Article by Jon Matonis at Forbes:
Could Bitcoin Become the Currency of System D?
If zeros and ones are outlawed, only outlaws will use zeros and ones.
Cryptography shall always have a place in securing our digital future and most especially in securing our digital value. Advanced public-key encryption for the masses cannot be eliminated nor denied — the genie is out of the bottle and mankind is the better for it. The unintended consequence of regulating or restricting decentralized cryptocurrencies such as bitcoin is that their use as a currency will have been ‘recognized’ officially and that usage will be driven largely underground.

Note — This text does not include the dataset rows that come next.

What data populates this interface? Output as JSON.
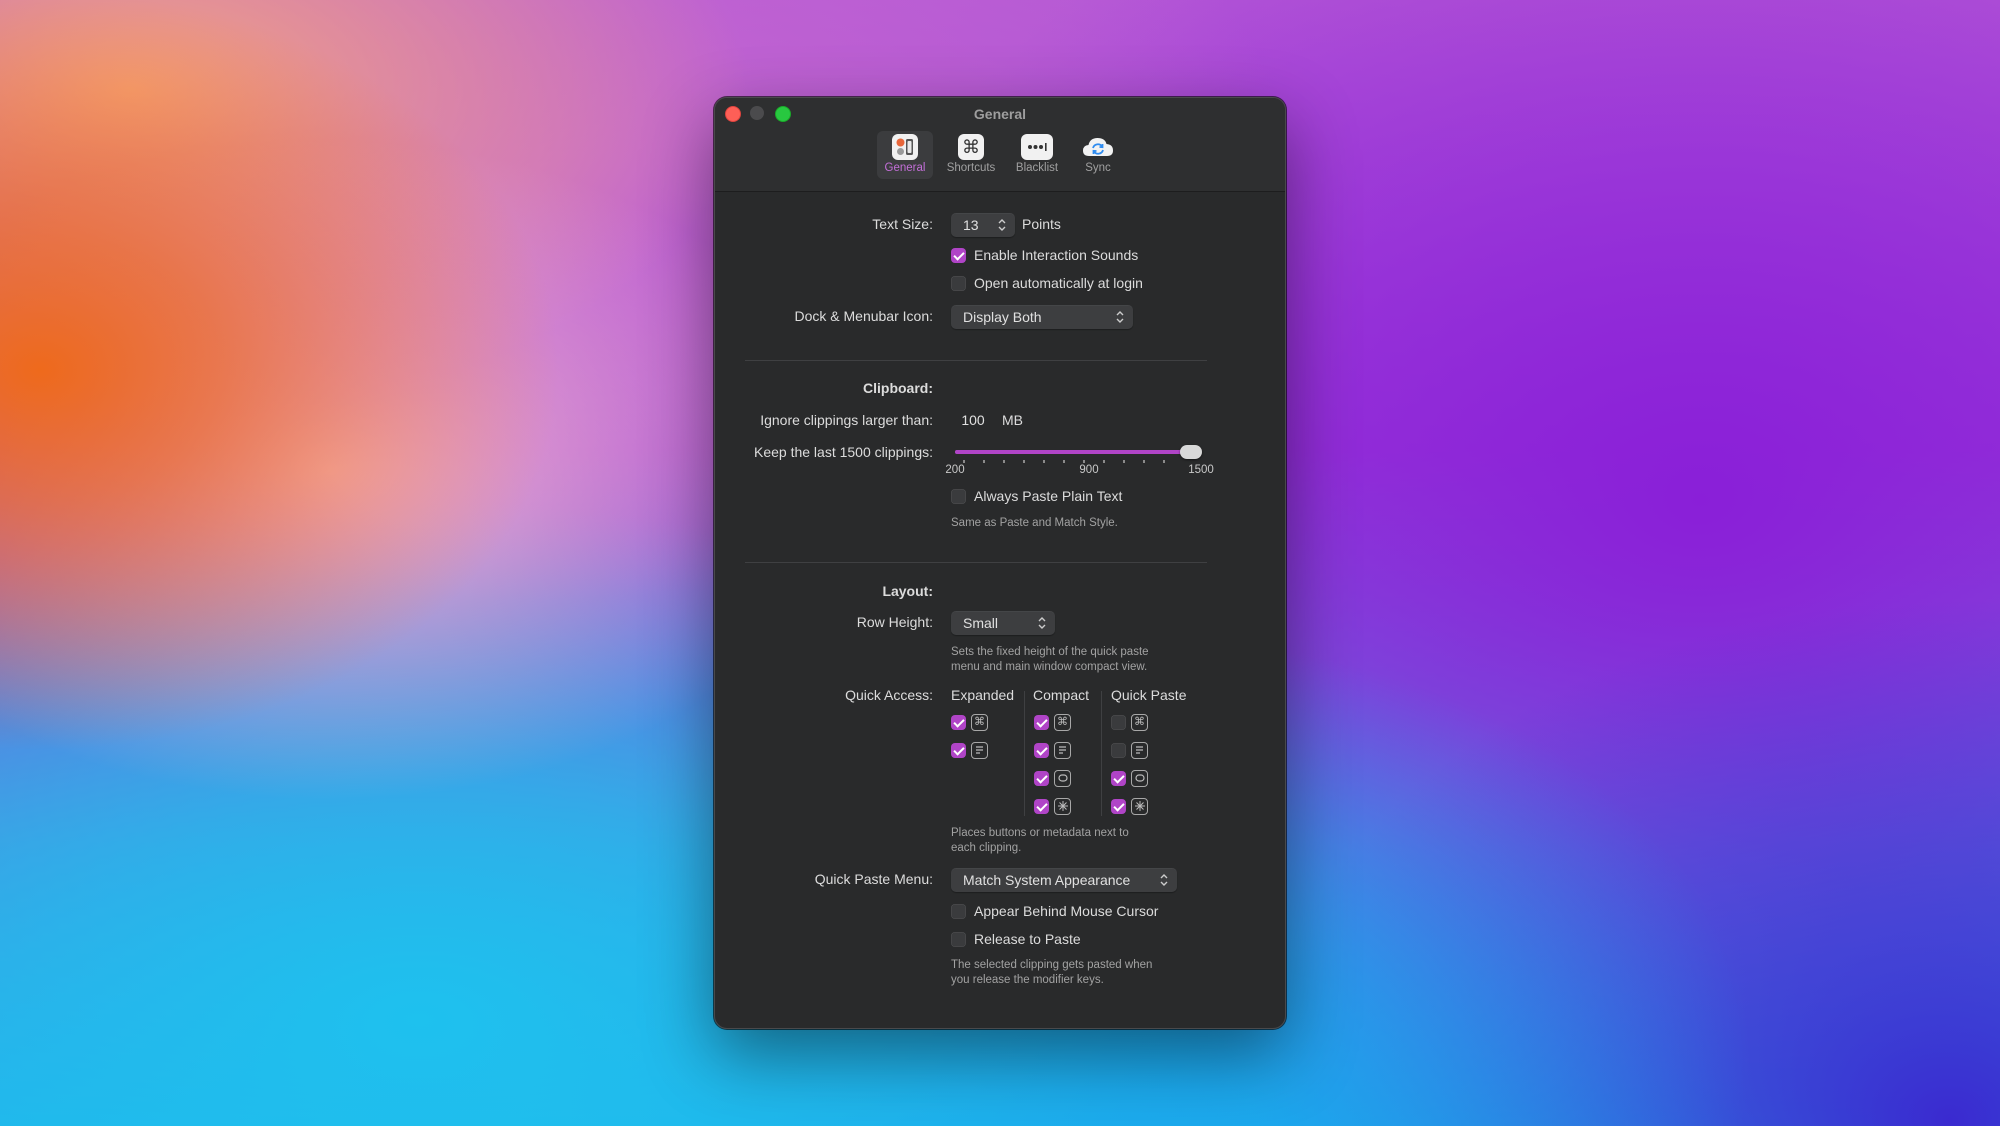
{
  "window": {
    "title": "General"
  },
  "toolbar": {
    "items": [
      {
        "label": "General",
        "icon": "general-icon",
        "selected": true
      },
      {
        "label": "Shortcuts",
        "icon": "command-icon",
        "selected": false
      },
      {
        "label": "Blacklist",
        "icon": "blacklist-icon",
        "selected": false
      },
      {
        "label": "Sync",
        "icon": "sync-cloud-icon",
        "selected": false
      }
    ]
  },
  "general": {
    "text_size_label": "Text Size:",
    "text_size_value": "13",
    "text_size_unit": "Points",
    "enable_sounds_label": "Enable Interaction Sounds",
    "enable_sounds_checked": true,
    "open_login_label": "Open automatically at login",
    "open_login_checked": false,
    "dock_icon_label": "Dock & Menubar Icon:",
    "dock_icon_value": "Display Both"
  },
  "clipboard": {
    "section_label": "Clipboard:",
    "ignore_label": "Ignore clippings larger than:",
    "ignore_value": "100",
    "ignore_unit": "MB",
    "keep_label": "Keep the last 1500 clippings:",
    "slider": {
      "min": 200,
      "max": 1500,
      "value": 1500,
      "min_label": "200",
      "mid_label": "900",
      "max_label": "1500"
    },
    "plain_text_label": "Always Paste Plain Text",
    "plain_text_checked": false,
    "plain_text_note": "Same as Paste and Match Style."
  },
  "layout": {
    "section_label": "Layout:",
    "row_height_label": "Row Height:",
    "row_height_value": "Small",
    "row_height_note_1": "Sets the fixed height of the quick paste",
    "row_height_note_2": "menu and main window compact view.",
    "quick_access_label": "Quick Access:",
    "columns": [
      "Expanded",
      "Compact",
      "Quick Paste"
    ],
    "expanded": [
      true,
      true
    ],
    "compact": [
      true,
      true,
      true,
      true
    ],
    "quick_paste": [
      false,
      false,
      true,
      true
    ],
    "quick_access_note_1": "Places buttons or metadata next to",
    "quick_access_note_2": "each clipping.",
    "quick_paste_menu_label": "Quick Paste Menu:",
    "quick_paste_menu_value": "Match System Appearance",
    "behind_cursor_label": "Appear Behind Mouse Cursor",
    "behind_cursor_checked": false,
    "release_label": "Release to Paste",
    "release_checked": false,
    "release_note_1": "The selected clipping gets pasted when",
    "release_note_2": "you release the modifier keys."
  },
  "colors": {
    "accent": "#b044c7",
    "window_bg": "#292a2b"
  }
}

However, underground may not be so bad anymore as Robert Neuwirth points out in his brilliant Foreign Policy article, “The Shadow Superpower”. If aggregated, this $10 trillion global black market is the world’s second largest economy after the United States and it is also the world’s fastest growing economy. The OECD (Organisation for Economic Co-operation and Development) projects that, by the year 2020, fully two-thirds of the world’s workers will inhabit this shadow economy, or “System D.” As Neuwirth elaborates, it refers to the entire untaxed, unlicensed, and unregulated cash-based economy:
System D is a slang phrase pirated from French-speaking Africa and the Caribbean. The French have a word that they often use to describe particularly effective and motivated people. They call them débrouillards. To say a man is a débrouillard is to tell people how resourceful and ingenious he is. The former French colonies have sculpted this word to their own social and economic reality. They say that inventive, self-starting, entrepreneurial merchants who are doing business on their own, without registering or being regulated by the bureaucracy and, for the most part, without paying taxes, are part of “l’economie de la débrouillardise.” Or, sweetened for street use, “Systeme D.” This essentially translates as the ingenuity economy, the economy of improvisation and self-reliance, the do-it-yourself, or DIY, economy.

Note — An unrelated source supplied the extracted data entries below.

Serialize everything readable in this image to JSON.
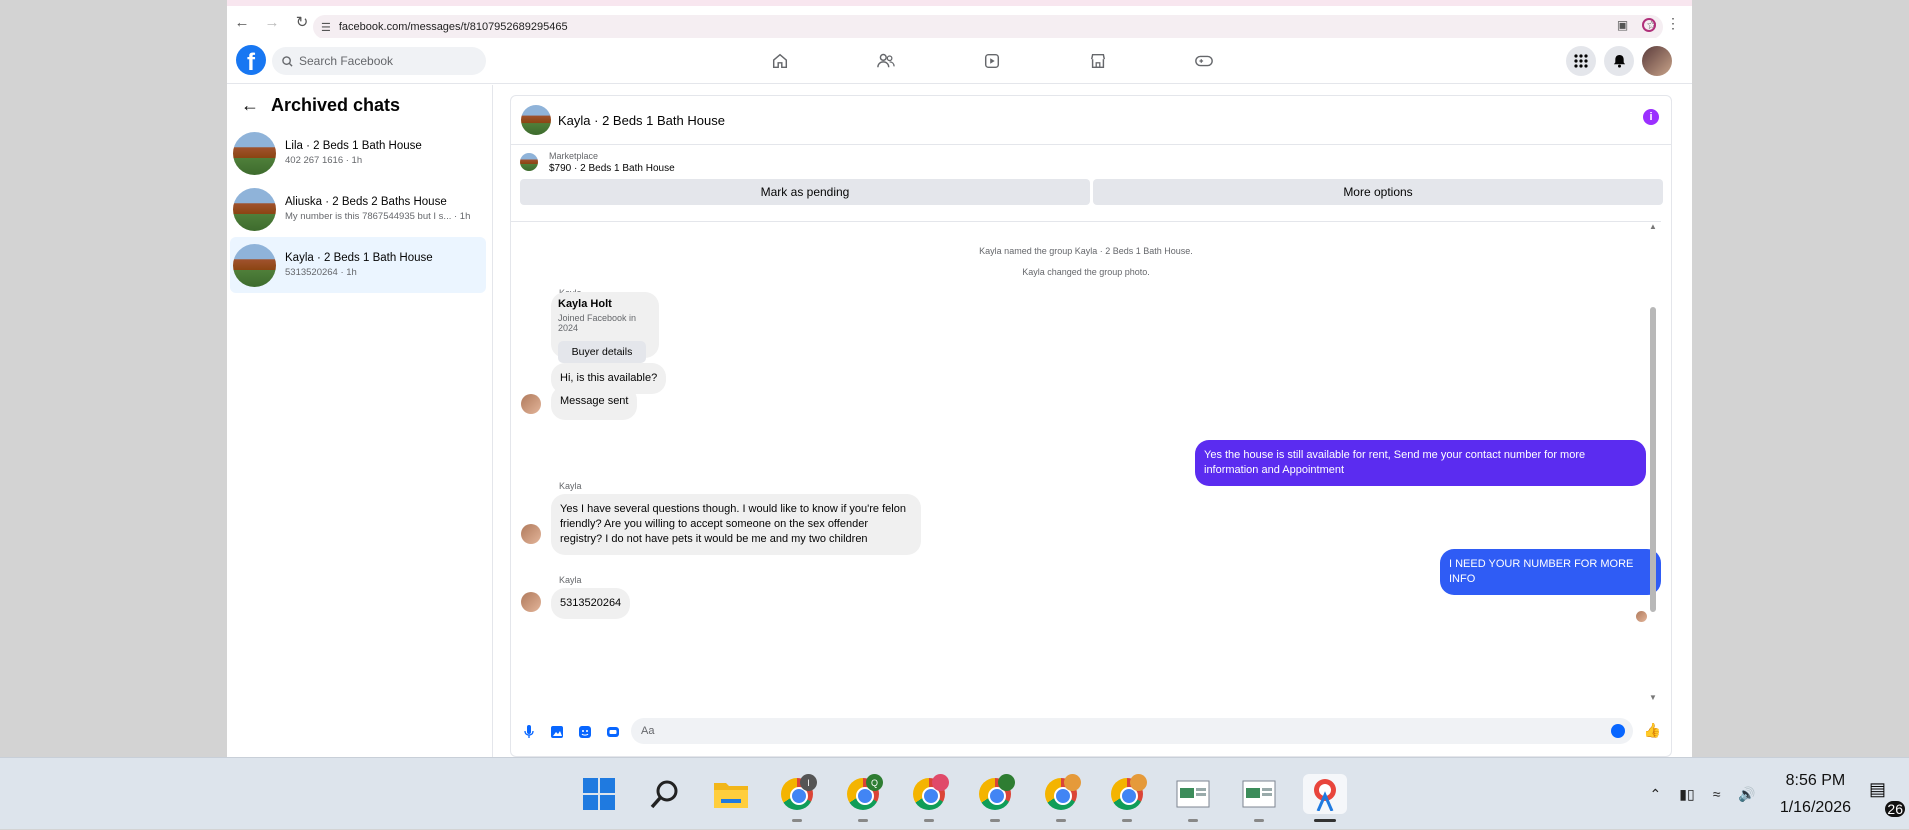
{
  "browser": {
    "url": "facebook.com/messages/t/8107952689295465"
  },
  "header": {
    "search_placeholder": "Search Facebook",
    "logo_text": "f"
  },
  "sidebar": {
    "title": "Archived chats",
    "chats": [
      {
        "name": "Lila · 2 Beds 1 Bath House",
        "preview": "402 267 1616 · 1h"
      },
      {
        "name": "Aliuska · 2 Beds 2 Baths House",
        "preview": "My number is this 7867544935 but I s... · 1h"
      },
      {
        "name": "Kayla · 2 Beds 1 Bath House",
        "preview": "5313520264 · 1h"
      }
    ]
  },
  "conversation": {
    "title": "Kayla · 2 Beds 1 Bath House",
    "marketplace_label": "Marketplace",
    "listing": "$790 · 2 Beds 1 Bath House",
    "mark_pending": "Mark as pending",
    "more_options": "More options",
    "system_1": "Kayla named the group Kayla · 2 Beds 1 Bath House.",
    "system_2": "Kayla changed the group photo.",
    "sender_name": "Kayla",
    "card_name": "Kayla Holt",
    "card_sub": "Joined Facebook in 2024",
    "card_button": "Buyer details",
    "msg_available": "Hi, is this available?",
    "msg_sent": "Message sent",
    "reply_1": "Yes the house is still available for rent, Send me your contact number for more information and Appointment",
    "msg_questions": "Yes I have several questions though. I would like to know if you're felon friendly? Are you willing to accept someone on the sex offender registry? I do not have pets it would be me and my two children",
    "reply_2": "I NEED YOUR NUMBER FOR MORE INFO",
    "msg_number": "5313520264",
    "composer_placeholder": "Aa"
  },
  "taskbar": {
    "time": "8:56 PM",
    "date": "1/16/2026",
    "notification_count": "26",
    "badges": [
      "I",
      "Q"
    ]
  },
  "colors": {
    "fb_blue": "#1877f2",
    "outgoing_bubble": "#5b2cf0",
    "outgoing_bubble_2": "#2f5cf5",
    "info_icon": "#9b30ff"
  }
}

Enter bitcoin. All kind of vibrant economic activity is occurring in this informal economy, which in some regions is between 20-60% of GDP or more, and every economy needs a currency. Essentially, bitcoin is the ‘System D’ of currencies — global, decentralized, and non-state sanctioned. It is still early days but as bitcoin bypasses traditional banking and financial institutions, it is a currency off-the-grid just as System D. To deny the existence of System D is to deny the fact that economic participants find ways to survive even during prolonged times of hardship. According to Neuwirth “it asserts an important truth: what happens in all the unregistered markets and roadside kiosks of the world is not simply haphazard. It is a product of intelligence, resilience, self-organization and group solidarity.”

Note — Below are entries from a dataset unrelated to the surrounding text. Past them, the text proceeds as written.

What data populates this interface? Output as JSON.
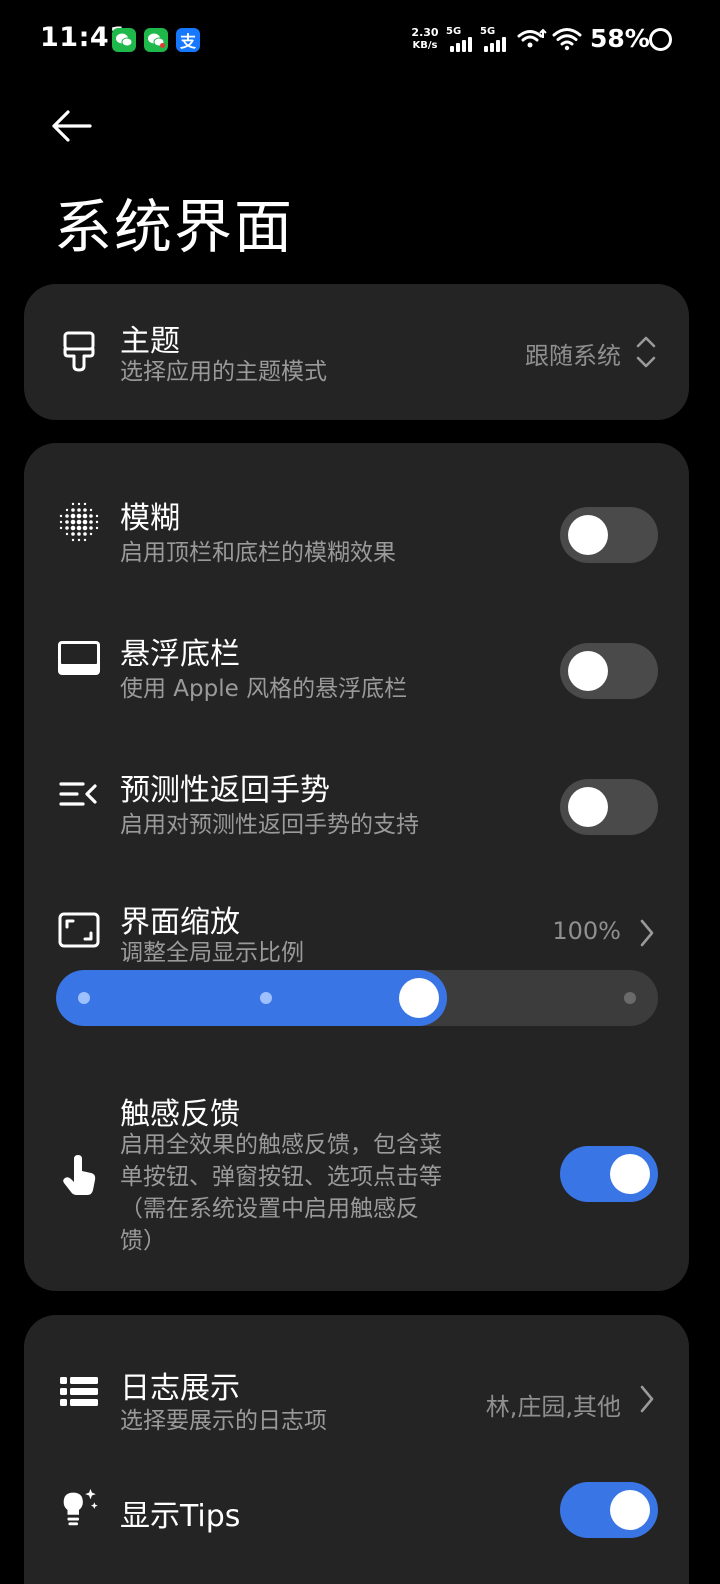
{
  "status_bar": {
    "time": "11:41",
    "apps": [
      "wechat-icon",
      "wechat-icon",
      "alipay-icon"
    ],
    "alipay_glyph": "支",
    "net_speed_value": "2.30",
    "net_speed_unit": "KB/s",
    "sim1_label": "5G",
    "sim2_label": "5G",
    "battery": "58%"
  },
  "header": {
    "title": "系统界面"
  },
  "theme_card": {
    "title": "主题",
    "subtitle": "选择应用的主题模式",
    "value": "跟随系统"
  },
  "display_card": {
    "blur": {
      "title": "模糊",
      "subtitle": "启用顶栏和底栏的模糊效果",
      "enabled": false
    },
    "floating_bar": {
      "title": "悬浮底栏",
      "subtitle": "使用 Apple 风格的悬浮底栏",
      "enabled": false
    },
    "predictive_back": {
      "title": "预测性返回手势",
      "subtitle": "启用对预测性返回手势的支持",
      "enabled": false
    },
    "scale": {
      "title": "界面缩放",
      "subtitle": "调整全局显示比例",
      "value": "100%",
      "slider_fraction": 0.65
    },
    "haptics": {
      "title": "触感反馈",
      "subtitle_lines": [
        "启用全效果的触感反馈，包含菜",
        "单按钮、弹窗按钮、选项点击等",
        "（需在系统设置中启用触感反",
        "馈）"
      ],
      "enabled": true
    }
  },
  "log_card": {
    "log": {
      "title": "日志展示",
      "subtitle": "选择要展示的日志项",
      "value": "林,庄园,其他"
    },
    "tips": {
      "title": "显示Tips",
      "enabled": true
    }
  },
  "colors": {
    "background": "#000000",
    "card": "#242424",
    "accent": "#3a75e6",
    "toggle_off": "#4a4a4a",
    "secondary_text": "#9a9a9a"
  }
}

It is inconceivable to think of those in under-developed countries and the developed economies of the eurozone coping without System D activity given the recurring recessions that are exacerbated by the violent central bank-induced business cycles. Despite increasing consumption taxes like VAT (value-added tax), the informal economy can still provide relief through various markets and bazaars. Americans too will need black markets to survive. System D represents the future.